True Story

LA DERNIÈRE FOIS que tu es venue me demander cette histoire, cela faisait déjà des années que je me cachais à Barcelone. Je vis dans un studio spacieux en haut d’un immeuble de quatre étages, avec un sol carrelé et une grande baie vitrée coulissante qui donne sur un grand patio ; ce patio est bordé de pots en terre cuite laissés là par les locataires précédents, envahis de plantes succulentes, trop lourds pour qu’on les bouge. Cet appartement est bon marché, et il est intime ; les voisins sont discrets et la propriétaire préfère qu’on lui envoie le loyer par la poste. Ça m’a pris un peu de temps, mais je m’y sens maintenant suffisamment en sécurité pour ne pas fermer la porte du patio la nuit quand il fait chaud, laissant ainsi ma chambre ouverte aux murmures de la brise qui remonte des rues et aux intrus spectraux qui venaient naguère hanter mes rêves.

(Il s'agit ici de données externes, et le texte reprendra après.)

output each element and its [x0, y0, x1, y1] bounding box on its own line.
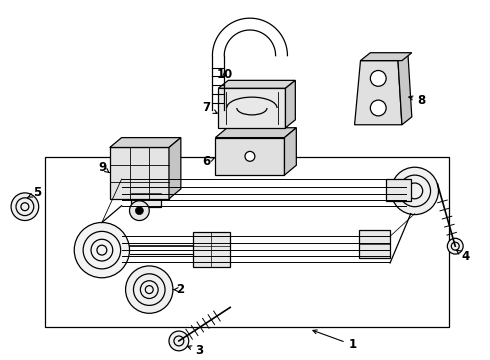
Polygon shape [361, 53, 412, 60]
Circle shape [370, 100, 386, 116]
Polygon shape [355, 60, 402, 125]
Circle shape [16, 198, 34, 216]
Circle shape [407, 183, 423, 199]
Circle shape [97, 245, 107, 255]
Circle shape [399, 175, 431, 207]
Polygon shape [219, 80, 295, 88]
Text: 6: 6 [202, 155, 214, 168]
Circle shape [174, 336, 184, 346]
Text: 10: 10 [217, 68, 233, 81]
Polygon shape [110, 138, 181, 148]
Polygon shape [216, 128, 296, 138]
Bar [45, 157, 449, 327]
Circle shape [135, 207, 144, 215]
Circle shape [74, 222, 129, 278]
Circle shape [83, 231, 121, 269]
Text: 4: 4 [456, 249, 469, 262]
Circle shape [169, 331, 189, 351]
Polygon shape [169, 138, 181, 199]
Circle shape [391, 167, 439, 215]
Circle shape [11, 193, 39, 221]
Circle shape [21, 203, 29, 211]
Text: 3: 3 [188, 344, 204, 357]
Bar [193, 232, 230, 267]
Circle shape [245, 152, 255, 161]
Polygon shape [285, 128, 296, 175]
Polygon shape [286, 80, 295, 128]
Bar [359, 230, 390, 258]
Circle shape [133, 274, 165, 305]
Bar [131, 179, 161, 207]
Circle shape [370, 71, 386, 86]
Circle shape [129, 201, 149, 221]
Circle shape [140, 281, 158, 298]
Circle shape [447, 238, 463, 254]
Bar [386, 179, 411, 201]
Bar [219, 88, 286, 128]
Text: 7: 7 [202, 102, 217, 114]
Text: 1: 1 [313, 330, 357, 351]
Text: 8: 8 [409, 94, 426, 107]
Text: 5: 5 [27, 186, 41, 199]
Circle shape [91, 239, 113, 261]
Circle shape [146, 286, 153, 293]
Text: 9: 9 [98, 161, 109, 174]
Polygon shape [398, 53, 412, 125]
Circle shape [451, 242, 459, 250]
Bar [110, 148, 169, 199]
Bar [216, 138, 285, 175]
Text: 2: 2 [173, 283, 184, 296]
Circle shape [125, 266, 173, 313]
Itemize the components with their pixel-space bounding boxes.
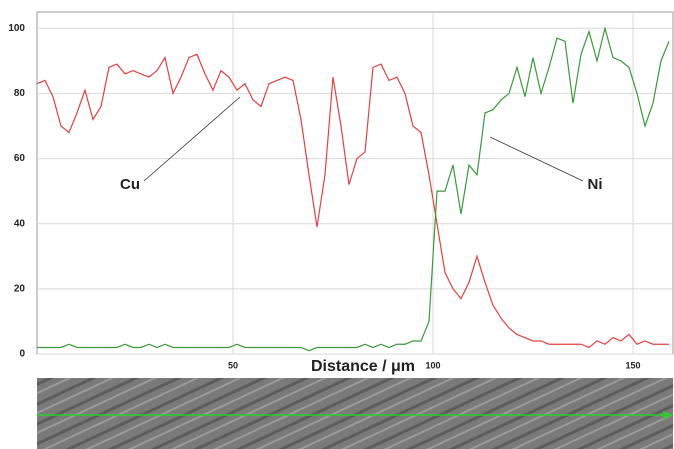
- y-tick-label: 20: [14, 283, 26, 294]
- y-tick-label: 40: [14, 218, 26, 229]
- chart: 0 20 40 60 80 100 50 100 150 Cu Ni Distance / μm: [0, 0, 674, 449]
- y-tick-label: 0: [19, 349, 25, 360]
- x-tick-label: 150: [625, 360, 640, 370]
- y-tick-label: 100: [8, 23, 25, 34]
- legend-label: Cu: [120, 176, 140, 193]
- y-tick-label: 60: [14, 153, 26, 164]
- x-tick-label: 50: [228, 360, 238, 370]
- x-tick-label: 100: [425, 360, 440, 370]
- legend-label: Ni: [588, 176, 603, 193]
- y-tick-label: 80: [14, 88, 26, 99]
- micrograph: [37, 378, 673, 449]
- x-axis-title: Distance / μm: [311, 358, 415, 375]
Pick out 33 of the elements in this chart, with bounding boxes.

J’aime cet appartement comme les astronautes aiment leurs vaisseaux. La seule chose que je n’aime pas, c’est la devanture de la pharmacie du rez-de-chaussée, devant laquelle je passe tous les matins quand je sors pour courir. Elle contient trois mannequins de femmes qui ont des plaques en onyx ovales en guise de visage, des bras coupés au milieu des biceps, des jambes coupées au milieu de la cuisse. On leur a donné des poses aguichantes, bassin déhanché, comme s’ils présentaient des bikinis – mais au lieu de ça, ils présentent du matériel de premiers secours. Le plus proche de la porte de mon immeuble a une ceinture de soutien lombaire noire sanglée comme un corset autour de la taille, et une écharpe orthopédique bleue passée autour du cou. À sa gauche, posé sur un fauteuil roulant, le deuxième arbore une genouillère serrée au bout de sa cuisse. Le troisième s’appuie contre le mur du fond, tout raide, un masque de sommeil couvrant l’endroit où ses yeux devraient être.
Cela fait des mois et des mois, maintenant, que cette devanture n’a pas bougé. J’ai beau faire des efforts pour regarder ailleurs, je ne peux pas m’empêcher d’y jeter un coup d’œil chaque fois que je passe devant, comme ces femmes qui, dans les films d’horreur, ne peuvent se retenir de monter à l’étage. Ne le prends pas mal, mais quand je vois ces mannequins, je pense toujours à toi. Toi, ma plus vieille amie, qui m’as toujours soutenue face à la misogynie ordinaire et au mauvais goût banal.